The sage chip garnish is optional, but highly recommended. They take only minutes to make and if you've never had them before, sage chips will revolutionize your life. They are a crispy flavor explosion and I've been eating them on everything since I discovered how easy they are to make.

This recipe was originally posted on PBS Food.

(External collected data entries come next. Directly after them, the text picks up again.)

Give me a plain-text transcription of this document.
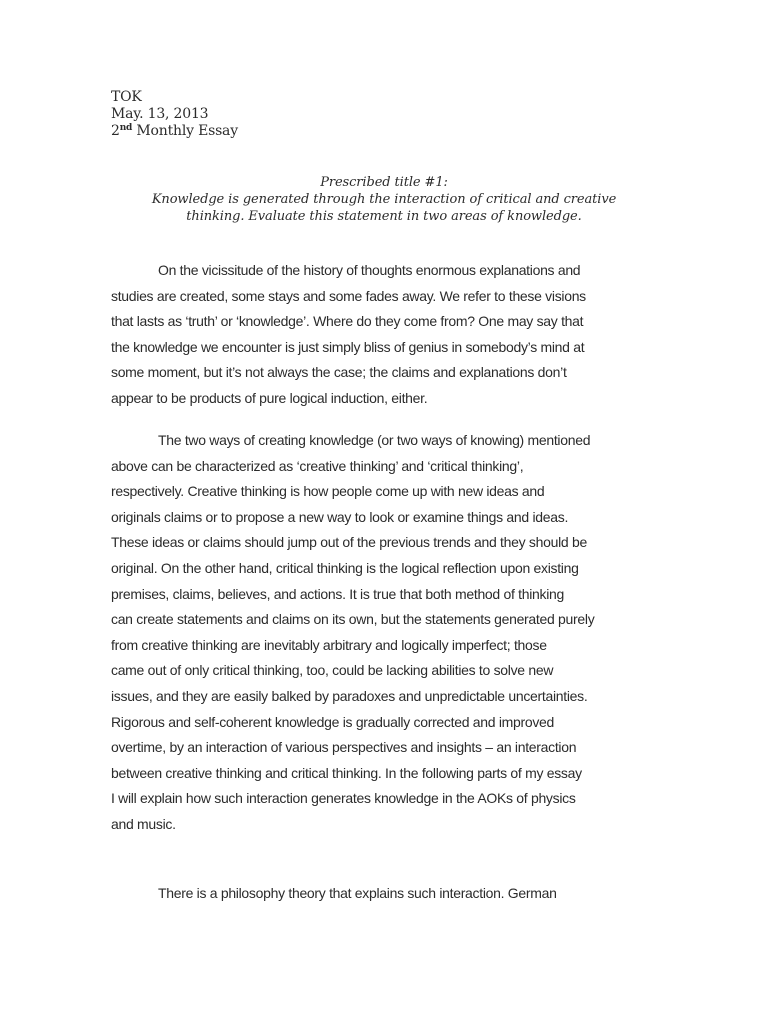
TOK
May. 13, 2013
2nd Monthly Essay
Prescribed title #1:
Knowledge is generated through the interaction of critical and creative
thinking. Evaluate this statement in two areas of knowledge.
On the vicissitude of the history of thoughts enormous explanations and
studies are created, some stays and some fades away. We refer to these visions
that lasts as ‘truth’ or ‘knowledge’. Where do they come from? One may say that
the knowledge we encounter is just simply bliss of genius in somebody’s mind at
some moment, but it’s not always the case; the claims and explanations don’t
appear to be products of pure logical induction, either.
The two ways of creating knowledge (or two ways of knowing) mentioned
above can be characterized as ‘creative thinking’ and ‘critical thinking’,
respectively. Creative thinking is how people come up with new ideas and
originals claims or to propose a new way to look or examine things and ideas.
These ideas or claims should jump out of the previous trends and they should be
original. On the other hand, critical thinking is the logical reflection upon existing
premises, claims, believes, and actions. It is true that both method of thinking
can create statements and claims on its own, but the statements generated purely
from creative thinking are inevitably arbitrary and logically imperfect; those
came out of only critical thinking, too, could be lacking abilities to solve new
issues, and they are easily balked by paradoxes and unpredictable uncertainties.
Rigorous and self-coherent knowledge is gradually corrected and improved
overtime, by an interaction of various perspectives and insights – an interaction
between creative thinking and critical thinking. In the following parts of my essay
I will explain how such interaction generates knowledge in the AOKs of physics
and music.
There is a philosophy theory that explains such interaction. German
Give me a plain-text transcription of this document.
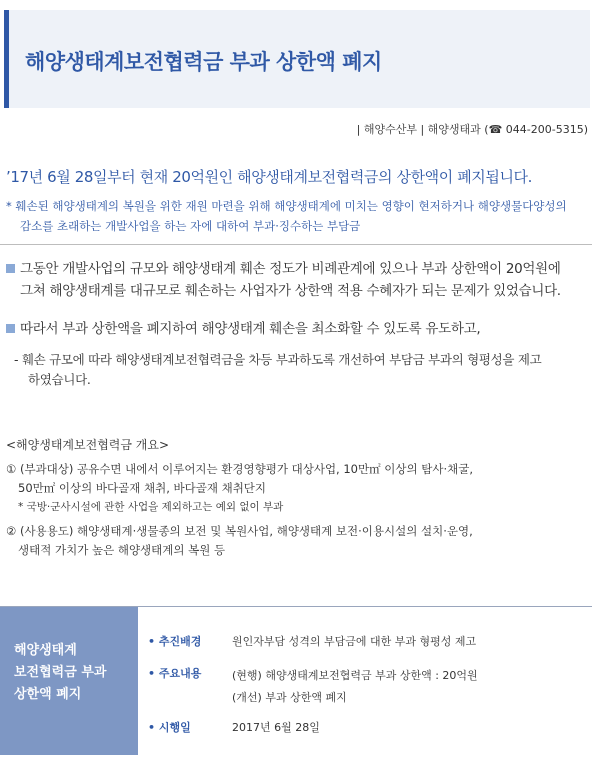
해양생태계보전협력금 부과 상한액 폐지
| 해양수산부 | 해양생태과 (☎ 044-200-5315)
’17년 6월 28일부터 현재 20억원인 해양생태계보전협력금의 상한액이 폐지됩니다.
* 훼손된 해양생태계의 복원을 위한 재원 마련을 위해 해양생태계에 미치는 영향이 현저하거나 해양생물다양성의
감소를 초래하는 개발사업을 하는 자에 대하여 부과·징수하는 부담금
그동안 개발사업의 규모와 해양생태계 훼손 정도가 비례관계에 있으나 부과 상한액이 20억원에
그쳐 해양생태계를 대규모로 훼손하는 사업자가 상한액 적용 수혜자가 되는 문제가 있었습니다.
따라서 부과 상한액을 폐지하여 해양생태계 훼손을 최소화할 수 있도록 유도하고,
- 훼손 규모에 따라 해양생태계보전협력금을 차등 부과하도록 개선하여 부담금 부과의 형평성을 제고
하였습니다.
<해양생태계보전협력금 개요>
① (부과대상) 공유수면 내에서 이루어지는 환경영향평가 대상사업, 10만㎡ 이상의 탐사·채굴,
50만㎡ 이상의 바다골재 채취, 바다골재 채취단지
* 국방·군사시설에 관한 사업을 제외하고는 예외 없이 부과
② (사용용도) 해양생태계·생물종의 보전 및 복원사업, 해양생태계 보전·이용시설의 설치·운영,
생태적 가치가 높은 해양생태계의 복원 등
해양생태계
보전협력금 부과
상한액 폐지
• 추진배경	원인자부담 성격의 부담금에 대한 부과 형평성 제고
• 주요내용	(현행) 해양생태계보전협력금 부과 상한액 : 20억원
(개선) 부과 상한액 폐지
• 시행일	2017년 6월 28일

Creamy Pumpkin Sage Fettuccine

Ingredients

  • 2 cups flour
  • 2 small eggs
  • 12 fresh sage leaves
  • A pinch of ground turmeric (optional, for a deeper color)
  • 1 1/4 cup pumpkin puree
  • 3/4 cup half and half cream
  • 4 tablespoons butter
  • 1 tablespoon minced fresh sage
  • 1/2 cup grated parmesan
  • Salt and black pepper, to taste
  • Grated nutmeg, to taste
  • 1/4 cup frying oil
  • pinch of sea salt

Instructions

  1. You can make the pasta by hand or you can use a food processor if you prefer. In a small bowl, whisk the turmeric and 1 tablespoon minced sage into the flour. Pour the flour onto a clean surface, heaped in a mound, and use your hand to make an indentation in the middle. Crack the two eggs and into this hollow space and add 1/4 cup pumpkin purée as well. Blend the eggs and pumpkin with a fork, slowly incorporating them into the flour and pushing in more flour with your other hand. As the dough starts to come together, use your hands to gradually begin to shape it into a rough ball, collecting all the remaining flour as you go. Knead the dough for a few minutes until it becomes smooth. If the dough is too dry, add a tiny bit of water, half a teaspoon at a time. The dough should feel a little sticky. However, bits of dough should not be sticking to your hands or the countertop. If it is too sticky, add a little flour (a tablespoonful at a time), continuing to knead between each addition. Cover with a damp clean cloth, and allow the dough to rest for about 30 minutes.
  2. After 30 minutes, cut the ball into 8 pieces. Dust a clean surface with a generous amount of flour and use a rolling pin (or a pasta maker) to roll each piece of dough as thinly as you can, into a long rectangular shape. Continually dust the rolled dough with flour to make sure it doesn't stick. Using a pizza cutter or sharp knife, cut into fettuccine-sized strips. Dust with flour again to prevent the noodles from sticking and lay them out on a baking sheet until you are ready to cook them.
  3. To make the sauce, mix 1 cup pumpkin purée and cream together using a blender or hand blender. In a large skillet, melt the butter and minced sage over low heat. Add the pumpkin and cream purée to the sage butter and stir. Bring to barely a simmer and turn off the heat. Add salt and pepper to taste. Place aside until pasta has been boiled.
  4. To make the sage chips, pour oil in a small skillet or saucepan and place over medium heat. The oil is hot enough when sage leaf dropped in starts to sizzle right away. Fry a few sage leaves at a time, just until crispy. It takes about 15 seconds, depending on how hot your oil is. Do not let them burn or turn brown. Remove from the hot oil and place on a paper towel. Sprinkle with salt.
  5. Meanwhile, bring a large pot of about 4 quarts of water to boil. Add a tablespoonful of salt and the pasta to the boiling water. Stir the pasta gently to prevent from sticking together. Cook for about one minute. Place your pumpkin sage sauce back on medium-low heat and bring the pot of pasta close to skillet. Using tongs, quickly remove the pasta from the water and transfer it directly into the pumpkin sauce. You do not need to drain the pasta, a little water in the sauce is fine. Add all but a tablespoonful of the grated parmesan and cook over low heat for one to two more minutes, until the sauce has thickened and the pasta is cooked to your liking. Do not overcook or the pasta will get mushy. Serve immediately and top with the rest of the grated parmesan, a little grated nutmeg and the sage chips.


This recipe was originally posted on PBS Food.